As I mentioned in my previous post, I wanted to channel the energy I saw in a customer’s sales force away from annoying the customer by closing at inappropriate time to adding value to the process. All of the sales people had been taught to close all the time, but when selling more complex products and solutions this isn’t the best approach.
The first thing I did was redefine the definition of closing that we used. The entire sales process is part of the “close,” and if you have followed the process and focused on the customer’s needs, closing will be a natural part of the process, and expected by the customer.
Closing is a process of:
• Clarifying and suggesting customer commitment to next steps
• Ensuring that the customer feels comfortable about his or her decision
• Supporting the customer’s acceptance (once the customer agrees to a solution)
• Gaining or requesting a commitment
Depending on the size and complexity of the sale, the next step could be to ask for the business, or it could be the next step in the customer’s buying cycle. So the sales person should be driving to the highest level of commitment they can achieve in that specific call/meeting e.g. agreeing that the proposal fully meets the customer’s needs, speaking to reference who have already implemented the solution, agreeing T&Cs, etc. In this way, we kept that great closing energy while respecting the customer’s buying cycle (more of this in the next post).

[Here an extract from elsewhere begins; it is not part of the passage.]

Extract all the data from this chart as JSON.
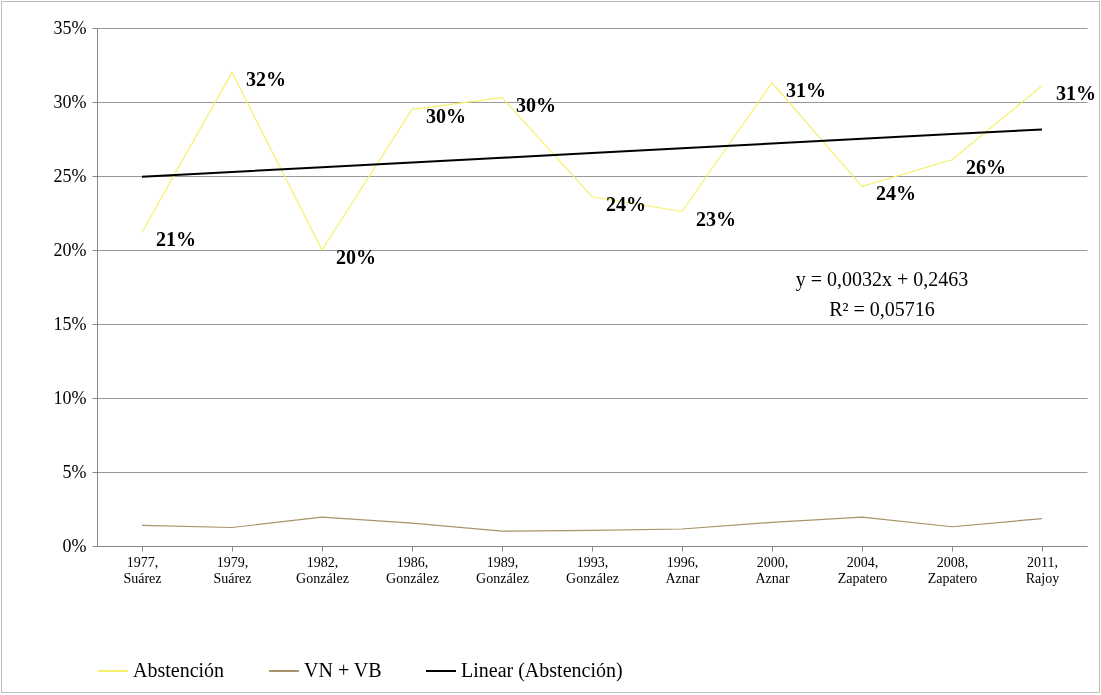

But hold-on, what about the 24 ways I learned to close – surely hard closing has its place? Yes, at a transactional sales level this is true, but I personally believe that buyers have become much more sophisticated and savvy, and so many of the well tried and tested closing techniques taught in the past seem too obvious now. But, as always, I would be interested in how you are finding the best ways to close business and whether you see the commitment staircase as a good way of thinking about the closing process.